“Ricordare è un esercizio doloroso per le vittime di violenze, sessuali e non, è un gesto di generosità al servizio della riconciliazione”, con queste parole Laura Boldrini, presidente della Camera e forte di anni di esperienza con i rifugiati per l’agenzia delle Nazioni Unite Unhcr, introduce l’incontro “La verità necessaria. I processi di riconciliazione nei paesi delle Primavere Arabe” svoltosi alla Camera dei Deputati la mattina del 2 luglio. “Lo scopo è andare oltre la mera denuncia. Il riconoscimento pubblico e ufficiale delle vittime le rende figure eroiche”. Tre le testimonianze che si sono succedute nel corso dell’incontro, dirette o mediate, delle atroci barbarie perpetrate dal regime di Gheddafi in Libia nel pieno della guerra civile, anche se situazioni del genere hanno radici più profonde degli eventi contingenti degli ultimi due anni.
“Tutto è stato violentato per quattro decenni”, conferma Juma Ahmad Atigha, vicepresidente del Congresso generale nazionale della Libia, “la volontà popolare, i sogni, oltre alle donne. Era diventata una delle armi contro la gente che alla fine ha detto no al regime”. La priorità assoluta è ora l’approvazione di un progetto di legge presentato affinché chi ha subito violenze sessuali nel corso della rivolta venga parificato alle vittime di guerra. “L’approccio giudiziale serve per gestire gli aspetti delle compensazioni materiali”, con la consapevolezza che le ferite “potranno cicatrizzarsi ma mai essere cancellate”.

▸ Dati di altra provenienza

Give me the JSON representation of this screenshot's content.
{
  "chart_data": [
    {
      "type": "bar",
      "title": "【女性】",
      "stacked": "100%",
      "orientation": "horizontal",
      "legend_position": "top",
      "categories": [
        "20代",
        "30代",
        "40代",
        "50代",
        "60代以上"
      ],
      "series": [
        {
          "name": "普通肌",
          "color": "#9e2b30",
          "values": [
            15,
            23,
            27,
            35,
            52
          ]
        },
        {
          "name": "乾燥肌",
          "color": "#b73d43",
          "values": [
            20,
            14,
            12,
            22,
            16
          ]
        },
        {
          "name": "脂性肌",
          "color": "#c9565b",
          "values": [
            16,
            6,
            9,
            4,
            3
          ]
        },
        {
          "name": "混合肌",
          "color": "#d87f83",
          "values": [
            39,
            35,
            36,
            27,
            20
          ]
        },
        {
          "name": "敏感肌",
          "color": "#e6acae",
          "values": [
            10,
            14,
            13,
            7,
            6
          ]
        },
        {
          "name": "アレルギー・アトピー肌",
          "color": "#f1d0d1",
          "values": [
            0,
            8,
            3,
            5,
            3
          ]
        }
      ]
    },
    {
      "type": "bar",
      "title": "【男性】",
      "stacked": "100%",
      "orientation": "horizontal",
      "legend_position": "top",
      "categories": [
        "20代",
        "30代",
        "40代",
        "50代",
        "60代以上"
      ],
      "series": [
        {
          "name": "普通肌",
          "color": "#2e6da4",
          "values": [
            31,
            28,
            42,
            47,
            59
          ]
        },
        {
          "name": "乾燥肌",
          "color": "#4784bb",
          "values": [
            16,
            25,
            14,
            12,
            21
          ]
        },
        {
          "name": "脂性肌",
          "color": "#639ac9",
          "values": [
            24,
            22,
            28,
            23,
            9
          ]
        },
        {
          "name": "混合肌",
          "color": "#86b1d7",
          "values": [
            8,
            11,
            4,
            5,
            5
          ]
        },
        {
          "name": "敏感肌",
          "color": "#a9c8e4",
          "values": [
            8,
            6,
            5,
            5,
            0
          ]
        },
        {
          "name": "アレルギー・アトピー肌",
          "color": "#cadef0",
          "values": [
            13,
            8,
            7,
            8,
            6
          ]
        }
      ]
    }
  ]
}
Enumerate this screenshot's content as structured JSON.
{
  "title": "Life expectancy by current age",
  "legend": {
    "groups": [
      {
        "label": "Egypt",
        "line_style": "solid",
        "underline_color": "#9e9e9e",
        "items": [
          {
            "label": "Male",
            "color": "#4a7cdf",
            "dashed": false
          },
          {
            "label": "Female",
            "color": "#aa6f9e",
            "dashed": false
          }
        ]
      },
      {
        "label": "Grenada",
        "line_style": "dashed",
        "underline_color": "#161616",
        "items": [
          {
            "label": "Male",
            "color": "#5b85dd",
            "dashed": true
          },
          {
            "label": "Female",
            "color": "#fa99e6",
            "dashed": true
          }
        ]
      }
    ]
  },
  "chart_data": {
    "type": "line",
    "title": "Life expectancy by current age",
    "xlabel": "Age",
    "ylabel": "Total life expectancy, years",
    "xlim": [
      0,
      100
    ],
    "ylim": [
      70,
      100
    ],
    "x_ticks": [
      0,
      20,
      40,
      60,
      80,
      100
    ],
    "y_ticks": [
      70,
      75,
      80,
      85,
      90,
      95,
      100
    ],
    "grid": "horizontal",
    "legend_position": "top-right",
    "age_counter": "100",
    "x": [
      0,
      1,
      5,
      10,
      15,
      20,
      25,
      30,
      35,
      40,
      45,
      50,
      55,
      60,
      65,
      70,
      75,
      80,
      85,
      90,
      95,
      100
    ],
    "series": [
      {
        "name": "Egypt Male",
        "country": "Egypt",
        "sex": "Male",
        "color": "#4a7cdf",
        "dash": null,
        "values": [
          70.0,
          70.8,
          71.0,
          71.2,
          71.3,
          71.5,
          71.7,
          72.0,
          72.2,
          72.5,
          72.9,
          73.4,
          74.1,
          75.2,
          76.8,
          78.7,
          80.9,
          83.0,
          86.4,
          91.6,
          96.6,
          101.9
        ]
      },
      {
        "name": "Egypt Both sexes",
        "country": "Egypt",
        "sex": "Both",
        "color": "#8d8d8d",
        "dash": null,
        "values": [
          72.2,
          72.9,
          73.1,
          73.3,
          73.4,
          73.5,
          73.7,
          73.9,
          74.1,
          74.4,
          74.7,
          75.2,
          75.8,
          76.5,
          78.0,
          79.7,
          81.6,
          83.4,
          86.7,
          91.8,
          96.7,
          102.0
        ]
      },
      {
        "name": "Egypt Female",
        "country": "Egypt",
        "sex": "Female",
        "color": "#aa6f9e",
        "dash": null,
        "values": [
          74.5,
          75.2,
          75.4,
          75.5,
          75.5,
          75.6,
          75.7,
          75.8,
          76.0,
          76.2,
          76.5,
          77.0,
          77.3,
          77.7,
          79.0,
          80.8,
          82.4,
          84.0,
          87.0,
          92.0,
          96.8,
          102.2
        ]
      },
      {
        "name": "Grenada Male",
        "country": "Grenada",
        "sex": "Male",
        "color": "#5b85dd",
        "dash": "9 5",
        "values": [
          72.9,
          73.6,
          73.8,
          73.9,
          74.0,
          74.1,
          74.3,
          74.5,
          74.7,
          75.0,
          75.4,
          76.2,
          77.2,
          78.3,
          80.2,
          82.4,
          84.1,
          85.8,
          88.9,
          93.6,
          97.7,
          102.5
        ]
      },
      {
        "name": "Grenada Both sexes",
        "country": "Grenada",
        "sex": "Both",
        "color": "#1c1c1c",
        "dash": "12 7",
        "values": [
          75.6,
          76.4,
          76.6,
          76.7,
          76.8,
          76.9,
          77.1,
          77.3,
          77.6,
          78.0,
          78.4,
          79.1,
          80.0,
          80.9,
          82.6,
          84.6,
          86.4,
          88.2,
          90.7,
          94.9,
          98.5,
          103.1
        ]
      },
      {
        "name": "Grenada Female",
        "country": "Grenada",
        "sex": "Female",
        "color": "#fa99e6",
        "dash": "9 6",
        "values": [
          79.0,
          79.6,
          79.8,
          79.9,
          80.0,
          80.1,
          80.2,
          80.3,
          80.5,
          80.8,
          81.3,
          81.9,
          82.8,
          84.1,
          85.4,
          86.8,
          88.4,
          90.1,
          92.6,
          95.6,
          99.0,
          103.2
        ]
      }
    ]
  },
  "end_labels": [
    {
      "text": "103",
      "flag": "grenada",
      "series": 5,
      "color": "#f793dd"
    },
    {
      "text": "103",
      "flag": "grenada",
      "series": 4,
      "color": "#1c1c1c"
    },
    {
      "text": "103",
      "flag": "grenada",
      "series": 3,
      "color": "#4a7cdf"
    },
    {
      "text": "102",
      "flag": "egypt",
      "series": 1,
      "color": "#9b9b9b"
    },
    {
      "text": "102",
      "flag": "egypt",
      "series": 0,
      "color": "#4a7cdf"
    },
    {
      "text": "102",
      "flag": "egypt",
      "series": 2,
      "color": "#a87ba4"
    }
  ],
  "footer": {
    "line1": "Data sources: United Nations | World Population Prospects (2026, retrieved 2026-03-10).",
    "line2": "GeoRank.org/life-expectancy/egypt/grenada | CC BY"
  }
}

Non è facile riuscire a parlare di determinate circostanze, Soraya ne è stata capace e la sua storia è stata pubblicata dalla giornalista di Le Monde Annick Cojean nel libro “Le prede. Nell’harem di Gheddafi”. “Capii che avevo il dovere di farlo, il silenzio era il migliore alleato di Gheddafi”, racconta la stessa Cojean. Rapita e portata nel deserto, dopo le analisi del sangue Soraya è stata spinta nella stanza del “padrone”, picchiata, forzata ad assumere cocaina, costretta a danzare nuda per il divertimento del Colonnello, “un inferno, il contrario dei valori imparati e vissuti a casa”.
Era entrata a far parte delle amazzoni, lo stuolo di ragazze che seguivano e proteggevano il dittatore, “accolte dai nostri uomini politici che non si chiedevano chi fossero, che libertà avessero, oppure sapevano già e c’era colpevole indulgenza. Fa parte dei delitti accettabili circondarsi di belle donne”. La realtà supera l’immaginazione, gli aguzzini erano spesso mercenari a loro volta minacciati di morte se non avessero compiuto le peggiori efferatezze, “non si esce indenni da tali indagini, succede in tutte le guerre”.
“Al culmine della rivoluzione ci era stato chiesto di partecipare ad un video contro il regime, messo in onda da Al Jazeera”, racconta un’altra ragazza, presente in aula ma protetta dall’anonimato. “Dopo un paio di giorni io e altre due amiche siamo state denunciate e arrestate davanti all’università”, con gli altri studenti ovviamente impossibilitati a tentare qualsiasi tipo di intervento.
“Siamo state trasferite in un luogo segreto dopo tre ore di viaggio, bendate. Le altre due, non sposate, sono state portate via e non le ho più viste, io sono rimasta due mesi in prigione, sempre nuda, mi trascinavo a forza perché dopo le scosse elettriche non riuscivo a camminare”. Era incinta, le torture le hanno fatto perdere il bambino e diventare sterile, senza parlare dei continui abusi sessuali. La cosa peggiore è forse il fatto che la società non l’abbia perdonata, “mi hanno detto che se non avessi preso parte al video sarei rimasta al sicuro. L’unico risarcimento è che venga fatta giustizia, che queste persone siano catturate e mostrate al mondo”.
Un altro uomo ricorda invece il terribile periodo alla ricerca del figlio, aggredito in casa e scomparso in chissà quale prigione per diverso tempo. “Quando finalmente ho scoperto dov’era, in un carcere camuffato da azienda, sono andato sul luogo, ho parlato con le guardie. Ho visto la stanza delle torture, 6 metri per 6, con corde pendenti dal soffitto e una sedia elettrica. In altre c’erano bambini di 10/11 anni, arrestati per chiedere il riscatto alle famiglie”. Il bagno era una camera inondata di acqua mista agli stessi bisogni dei prigionieri. “Mio figlio ora è a casa, ha due dita tagliate e una gamba rotta, sta malissimo. Solo se la legge verrà approvata riavrà i suoi diritti”.